“Yes, so we will,” gasped Andy, with shining eyes.
Sam continued: he told of selling the coat off his back, sooner than give up his precious opportunities for studying and improving his mind.
Here Bill gave Andy a nudge, and whispered desperately,
“I’m goin’ the whole forty, Andy; what’s a selfish old lark of nuts and candy, I’d like to know, for a well fed cove like me? I’ll help Sam the whole figger,—cookies if I won’t!”
“Feel as if I’d been a pig all my life,” whimpered Andy, as Sam went on with his piteous story of painful perseverance and hard endurance.
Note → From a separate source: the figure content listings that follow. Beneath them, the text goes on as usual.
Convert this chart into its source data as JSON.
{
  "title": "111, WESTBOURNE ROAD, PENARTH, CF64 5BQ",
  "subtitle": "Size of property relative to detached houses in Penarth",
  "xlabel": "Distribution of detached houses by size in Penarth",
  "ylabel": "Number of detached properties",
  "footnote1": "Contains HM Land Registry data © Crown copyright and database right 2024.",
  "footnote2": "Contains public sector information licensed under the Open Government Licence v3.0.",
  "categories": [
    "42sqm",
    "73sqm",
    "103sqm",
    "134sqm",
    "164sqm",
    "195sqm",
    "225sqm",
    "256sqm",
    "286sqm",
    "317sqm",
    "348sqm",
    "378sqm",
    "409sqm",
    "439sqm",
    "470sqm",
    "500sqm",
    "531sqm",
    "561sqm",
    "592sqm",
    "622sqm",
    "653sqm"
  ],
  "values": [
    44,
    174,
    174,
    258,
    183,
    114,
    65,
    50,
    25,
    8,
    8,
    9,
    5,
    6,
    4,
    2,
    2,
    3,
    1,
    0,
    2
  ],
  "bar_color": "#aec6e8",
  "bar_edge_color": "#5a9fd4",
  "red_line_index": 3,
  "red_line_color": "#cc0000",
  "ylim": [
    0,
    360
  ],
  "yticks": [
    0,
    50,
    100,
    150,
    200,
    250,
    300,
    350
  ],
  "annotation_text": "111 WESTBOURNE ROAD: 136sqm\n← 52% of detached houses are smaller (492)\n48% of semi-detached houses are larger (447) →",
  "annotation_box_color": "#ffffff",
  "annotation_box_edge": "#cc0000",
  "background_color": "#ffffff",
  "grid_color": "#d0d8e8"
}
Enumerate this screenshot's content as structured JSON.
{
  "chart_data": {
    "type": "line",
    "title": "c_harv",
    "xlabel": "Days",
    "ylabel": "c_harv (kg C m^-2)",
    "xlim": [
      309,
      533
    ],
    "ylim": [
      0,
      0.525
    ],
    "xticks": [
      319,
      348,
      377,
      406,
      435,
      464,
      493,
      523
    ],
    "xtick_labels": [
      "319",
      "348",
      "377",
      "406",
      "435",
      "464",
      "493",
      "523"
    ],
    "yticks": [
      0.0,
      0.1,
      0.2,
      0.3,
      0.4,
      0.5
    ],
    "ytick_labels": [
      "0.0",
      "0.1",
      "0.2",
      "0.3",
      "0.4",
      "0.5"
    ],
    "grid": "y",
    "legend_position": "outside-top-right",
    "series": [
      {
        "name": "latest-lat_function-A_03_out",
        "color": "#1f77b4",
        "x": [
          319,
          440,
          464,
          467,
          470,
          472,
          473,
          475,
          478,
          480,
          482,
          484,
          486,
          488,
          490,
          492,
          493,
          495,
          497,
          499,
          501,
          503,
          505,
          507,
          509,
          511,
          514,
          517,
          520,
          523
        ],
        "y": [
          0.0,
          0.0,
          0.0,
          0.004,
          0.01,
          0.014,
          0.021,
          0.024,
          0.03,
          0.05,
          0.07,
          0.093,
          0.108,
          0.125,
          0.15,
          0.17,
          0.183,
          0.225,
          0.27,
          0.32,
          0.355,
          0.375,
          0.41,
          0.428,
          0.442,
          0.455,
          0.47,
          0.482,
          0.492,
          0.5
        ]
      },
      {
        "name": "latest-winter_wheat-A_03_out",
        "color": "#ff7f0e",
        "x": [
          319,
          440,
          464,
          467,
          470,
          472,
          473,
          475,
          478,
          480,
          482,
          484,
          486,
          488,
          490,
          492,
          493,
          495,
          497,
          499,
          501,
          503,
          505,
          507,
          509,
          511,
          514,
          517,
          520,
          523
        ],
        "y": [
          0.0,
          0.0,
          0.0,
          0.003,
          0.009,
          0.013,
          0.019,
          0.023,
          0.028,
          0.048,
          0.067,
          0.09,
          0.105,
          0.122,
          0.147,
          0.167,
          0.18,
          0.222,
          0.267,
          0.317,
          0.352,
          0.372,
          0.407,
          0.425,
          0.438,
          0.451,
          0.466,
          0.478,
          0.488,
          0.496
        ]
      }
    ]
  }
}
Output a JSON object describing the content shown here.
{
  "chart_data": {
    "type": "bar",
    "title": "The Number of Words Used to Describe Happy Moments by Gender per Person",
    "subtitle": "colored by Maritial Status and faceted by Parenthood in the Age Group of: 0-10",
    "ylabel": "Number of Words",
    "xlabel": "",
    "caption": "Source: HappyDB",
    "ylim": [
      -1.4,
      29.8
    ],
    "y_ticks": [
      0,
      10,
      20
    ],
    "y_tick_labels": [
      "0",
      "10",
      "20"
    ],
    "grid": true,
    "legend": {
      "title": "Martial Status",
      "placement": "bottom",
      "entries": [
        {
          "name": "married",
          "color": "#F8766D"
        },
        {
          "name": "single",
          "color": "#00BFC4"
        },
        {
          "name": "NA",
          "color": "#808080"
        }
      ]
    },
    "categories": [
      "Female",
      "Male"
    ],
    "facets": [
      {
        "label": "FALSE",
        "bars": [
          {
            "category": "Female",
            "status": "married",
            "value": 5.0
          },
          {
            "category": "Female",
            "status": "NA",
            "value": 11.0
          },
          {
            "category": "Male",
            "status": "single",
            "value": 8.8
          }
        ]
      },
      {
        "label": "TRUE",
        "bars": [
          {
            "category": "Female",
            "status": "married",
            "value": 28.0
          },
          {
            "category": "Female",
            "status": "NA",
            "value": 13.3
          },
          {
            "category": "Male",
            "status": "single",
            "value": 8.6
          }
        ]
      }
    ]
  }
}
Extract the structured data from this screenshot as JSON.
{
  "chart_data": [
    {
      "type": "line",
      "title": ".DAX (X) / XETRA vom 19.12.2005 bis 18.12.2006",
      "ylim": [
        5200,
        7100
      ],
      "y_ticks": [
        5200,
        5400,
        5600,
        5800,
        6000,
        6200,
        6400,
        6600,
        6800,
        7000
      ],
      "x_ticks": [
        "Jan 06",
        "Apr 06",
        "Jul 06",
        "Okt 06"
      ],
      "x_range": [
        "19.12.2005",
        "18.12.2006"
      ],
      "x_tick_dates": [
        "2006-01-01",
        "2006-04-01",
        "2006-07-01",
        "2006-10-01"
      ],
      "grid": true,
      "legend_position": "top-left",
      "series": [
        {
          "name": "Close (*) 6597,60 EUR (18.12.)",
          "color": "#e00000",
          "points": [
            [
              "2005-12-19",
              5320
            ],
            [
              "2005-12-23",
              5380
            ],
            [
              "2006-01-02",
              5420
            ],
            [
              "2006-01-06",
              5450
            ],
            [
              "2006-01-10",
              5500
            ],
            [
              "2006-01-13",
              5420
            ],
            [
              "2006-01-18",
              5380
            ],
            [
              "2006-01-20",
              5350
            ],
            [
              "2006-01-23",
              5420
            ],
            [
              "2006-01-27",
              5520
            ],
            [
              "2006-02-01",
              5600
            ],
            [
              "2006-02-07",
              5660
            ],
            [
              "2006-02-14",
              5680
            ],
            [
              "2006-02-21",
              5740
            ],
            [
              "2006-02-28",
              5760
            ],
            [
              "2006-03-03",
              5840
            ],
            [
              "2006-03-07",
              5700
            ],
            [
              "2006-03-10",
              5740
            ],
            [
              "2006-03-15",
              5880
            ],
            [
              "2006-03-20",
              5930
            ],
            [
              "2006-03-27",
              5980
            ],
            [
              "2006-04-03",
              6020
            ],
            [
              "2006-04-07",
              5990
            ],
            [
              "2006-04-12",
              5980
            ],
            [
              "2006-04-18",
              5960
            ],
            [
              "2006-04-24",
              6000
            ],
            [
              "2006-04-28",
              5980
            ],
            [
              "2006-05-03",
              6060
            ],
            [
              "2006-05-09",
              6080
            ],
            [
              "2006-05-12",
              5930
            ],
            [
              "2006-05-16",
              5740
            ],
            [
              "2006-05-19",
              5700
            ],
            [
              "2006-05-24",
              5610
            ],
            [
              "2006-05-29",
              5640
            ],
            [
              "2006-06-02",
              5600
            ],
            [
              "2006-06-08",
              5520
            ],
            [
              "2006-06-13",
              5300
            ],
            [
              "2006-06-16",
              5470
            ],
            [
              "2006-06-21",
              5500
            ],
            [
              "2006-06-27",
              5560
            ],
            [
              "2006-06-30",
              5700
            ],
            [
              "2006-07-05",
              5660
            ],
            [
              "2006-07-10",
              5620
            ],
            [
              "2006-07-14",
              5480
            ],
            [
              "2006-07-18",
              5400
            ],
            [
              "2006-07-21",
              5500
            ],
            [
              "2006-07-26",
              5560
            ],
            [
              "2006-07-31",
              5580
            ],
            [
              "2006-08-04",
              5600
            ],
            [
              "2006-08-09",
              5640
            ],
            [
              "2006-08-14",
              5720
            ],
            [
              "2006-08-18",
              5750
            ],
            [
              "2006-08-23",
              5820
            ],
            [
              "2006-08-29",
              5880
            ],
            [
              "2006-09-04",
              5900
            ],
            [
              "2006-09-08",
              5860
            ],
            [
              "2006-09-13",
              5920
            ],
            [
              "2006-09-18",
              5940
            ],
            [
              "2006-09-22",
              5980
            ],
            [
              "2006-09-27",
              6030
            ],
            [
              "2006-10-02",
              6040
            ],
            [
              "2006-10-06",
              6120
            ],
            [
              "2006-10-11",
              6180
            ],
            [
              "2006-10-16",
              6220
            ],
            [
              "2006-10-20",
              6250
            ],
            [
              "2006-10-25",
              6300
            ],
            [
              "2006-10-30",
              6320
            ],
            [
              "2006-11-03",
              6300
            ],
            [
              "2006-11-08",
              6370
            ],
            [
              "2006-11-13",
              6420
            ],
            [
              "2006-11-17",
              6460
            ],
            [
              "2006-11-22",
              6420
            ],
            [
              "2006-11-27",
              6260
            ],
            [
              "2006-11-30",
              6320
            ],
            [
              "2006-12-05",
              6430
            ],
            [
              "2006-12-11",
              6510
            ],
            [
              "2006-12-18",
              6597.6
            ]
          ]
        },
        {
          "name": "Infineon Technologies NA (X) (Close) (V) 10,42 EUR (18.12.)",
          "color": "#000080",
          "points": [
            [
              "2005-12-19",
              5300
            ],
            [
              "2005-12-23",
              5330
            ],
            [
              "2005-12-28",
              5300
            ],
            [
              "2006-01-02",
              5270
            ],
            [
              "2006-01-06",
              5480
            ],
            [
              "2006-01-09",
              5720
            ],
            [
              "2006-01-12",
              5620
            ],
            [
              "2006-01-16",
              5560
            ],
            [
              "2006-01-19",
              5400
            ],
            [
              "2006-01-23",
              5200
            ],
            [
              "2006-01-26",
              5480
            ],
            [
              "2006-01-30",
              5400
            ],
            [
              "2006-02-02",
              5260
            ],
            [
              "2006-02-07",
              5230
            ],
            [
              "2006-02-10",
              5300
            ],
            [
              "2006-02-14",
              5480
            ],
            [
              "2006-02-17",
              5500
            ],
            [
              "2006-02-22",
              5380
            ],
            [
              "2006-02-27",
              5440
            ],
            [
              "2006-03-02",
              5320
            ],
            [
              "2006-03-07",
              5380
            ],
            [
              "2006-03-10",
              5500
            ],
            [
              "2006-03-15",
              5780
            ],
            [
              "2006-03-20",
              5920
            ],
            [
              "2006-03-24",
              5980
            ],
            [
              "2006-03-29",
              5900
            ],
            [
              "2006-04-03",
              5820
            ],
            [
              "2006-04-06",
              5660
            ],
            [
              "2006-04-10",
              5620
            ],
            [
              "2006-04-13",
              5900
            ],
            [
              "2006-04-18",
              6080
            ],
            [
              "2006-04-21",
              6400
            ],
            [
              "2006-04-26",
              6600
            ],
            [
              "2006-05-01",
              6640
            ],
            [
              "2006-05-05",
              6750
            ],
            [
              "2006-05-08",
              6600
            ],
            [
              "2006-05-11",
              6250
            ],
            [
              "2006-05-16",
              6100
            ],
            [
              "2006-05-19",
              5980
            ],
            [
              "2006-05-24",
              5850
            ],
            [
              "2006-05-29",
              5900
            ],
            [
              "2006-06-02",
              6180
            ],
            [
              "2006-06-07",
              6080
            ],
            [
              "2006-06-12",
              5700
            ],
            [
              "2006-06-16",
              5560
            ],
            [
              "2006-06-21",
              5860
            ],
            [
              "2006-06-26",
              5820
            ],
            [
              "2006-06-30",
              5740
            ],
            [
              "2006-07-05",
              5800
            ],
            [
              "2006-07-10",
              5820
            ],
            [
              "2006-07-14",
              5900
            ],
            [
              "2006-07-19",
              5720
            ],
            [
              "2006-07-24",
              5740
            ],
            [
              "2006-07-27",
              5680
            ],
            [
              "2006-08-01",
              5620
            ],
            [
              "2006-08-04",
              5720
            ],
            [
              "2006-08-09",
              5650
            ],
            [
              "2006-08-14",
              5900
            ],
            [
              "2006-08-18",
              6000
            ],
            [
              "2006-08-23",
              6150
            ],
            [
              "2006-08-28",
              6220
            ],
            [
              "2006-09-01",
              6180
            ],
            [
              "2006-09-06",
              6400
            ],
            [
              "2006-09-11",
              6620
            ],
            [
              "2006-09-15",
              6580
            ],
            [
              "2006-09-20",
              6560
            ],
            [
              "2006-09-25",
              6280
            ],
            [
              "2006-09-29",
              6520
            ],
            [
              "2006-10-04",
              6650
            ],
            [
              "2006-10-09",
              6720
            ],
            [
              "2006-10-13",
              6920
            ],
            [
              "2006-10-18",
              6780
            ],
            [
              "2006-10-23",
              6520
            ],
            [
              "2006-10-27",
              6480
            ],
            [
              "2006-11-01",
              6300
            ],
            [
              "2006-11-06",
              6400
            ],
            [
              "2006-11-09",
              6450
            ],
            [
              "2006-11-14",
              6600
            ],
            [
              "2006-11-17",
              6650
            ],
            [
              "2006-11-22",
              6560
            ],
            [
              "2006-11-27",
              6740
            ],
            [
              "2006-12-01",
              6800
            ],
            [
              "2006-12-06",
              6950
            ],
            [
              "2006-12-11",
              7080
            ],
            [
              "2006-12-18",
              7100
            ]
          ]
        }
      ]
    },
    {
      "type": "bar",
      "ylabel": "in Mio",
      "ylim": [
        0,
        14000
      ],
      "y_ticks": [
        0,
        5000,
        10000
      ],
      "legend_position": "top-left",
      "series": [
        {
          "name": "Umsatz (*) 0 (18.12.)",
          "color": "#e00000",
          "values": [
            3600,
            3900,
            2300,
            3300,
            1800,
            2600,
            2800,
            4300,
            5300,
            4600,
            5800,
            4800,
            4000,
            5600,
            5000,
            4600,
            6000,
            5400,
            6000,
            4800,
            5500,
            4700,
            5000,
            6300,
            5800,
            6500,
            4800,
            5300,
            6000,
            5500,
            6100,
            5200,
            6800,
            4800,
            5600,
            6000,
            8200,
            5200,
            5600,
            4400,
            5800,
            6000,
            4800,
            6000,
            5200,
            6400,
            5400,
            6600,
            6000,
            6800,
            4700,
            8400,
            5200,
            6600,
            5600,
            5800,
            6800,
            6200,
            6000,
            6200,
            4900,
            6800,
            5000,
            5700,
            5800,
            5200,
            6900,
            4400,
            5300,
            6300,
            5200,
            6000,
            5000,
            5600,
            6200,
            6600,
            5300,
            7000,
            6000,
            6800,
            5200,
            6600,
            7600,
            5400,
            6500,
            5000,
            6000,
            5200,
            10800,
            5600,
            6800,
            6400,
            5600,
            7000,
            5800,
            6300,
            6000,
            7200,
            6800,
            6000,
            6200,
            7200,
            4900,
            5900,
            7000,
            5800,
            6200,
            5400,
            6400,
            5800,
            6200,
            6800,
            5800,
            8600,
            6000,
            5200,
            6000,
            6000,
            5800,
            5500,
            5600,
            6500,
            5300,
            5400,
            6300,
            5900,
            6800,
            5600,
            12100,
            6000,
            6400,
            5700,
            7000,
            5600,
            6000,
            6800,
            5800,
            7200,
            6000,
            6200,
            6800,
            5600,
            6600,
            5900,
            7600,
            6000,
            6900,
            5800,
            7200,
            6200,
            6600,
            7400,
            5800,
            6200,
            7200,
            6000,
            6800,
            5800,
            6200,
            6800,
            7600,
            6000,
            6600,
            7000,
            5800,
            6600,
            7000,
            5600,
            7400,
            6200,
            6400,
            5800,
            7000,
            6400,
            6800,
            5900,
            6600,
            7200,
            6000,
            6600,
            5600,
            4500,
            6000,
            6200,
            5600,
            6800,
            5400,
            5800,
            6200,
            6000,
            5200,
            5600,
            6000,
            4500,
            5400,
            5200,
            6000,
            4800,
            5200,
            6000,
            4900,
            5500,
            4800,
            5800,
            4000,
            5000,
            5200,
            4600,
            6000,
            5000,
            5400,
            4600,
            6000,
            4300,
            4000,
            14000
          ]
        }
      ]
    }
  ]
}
All at once Bill began edging off the settee, but he stopped to whisper again,
“Say, Andy, I’m going home as tight as ever I can leg it after that other ten cents; be back in a minute;” and before Andy could reply he was off: in a few moments he was back again, but where was Andy?
A moment later Andy entered softly, and taking his seat by Bill, opened his hand, in which was his last ten cent piece.
But it might have done one real good to have seen the peculiar shine in the eyes of the generous boys, as their willing offerings rattled down into the well-filled box which was passed around for the collection at the close of the meeting.
And after all, that was not the best of it, for on the way home, instead of the “selfish lark” so cheerfully given up, the boys had a good sensible talk, in which they agreed that it was shameful, the way in which they had neglected their studies, and here was a poor colored boy, who had suffered “all a feller could suffer and pull through,”—as Andy remarked with boy-like earnestness,—for the knowledge they, in their favored freedom from care and privation, had hardly thought worth possessing, much less toiling for.
Bill and Andy’s parents silently wondered what had come over their boys, that all at once they grew so thoughtful and studious; but the boys knew what had come over them, and they also knew why it was that whenever they earned any money, a part was saved out from the rest for charitable purposes.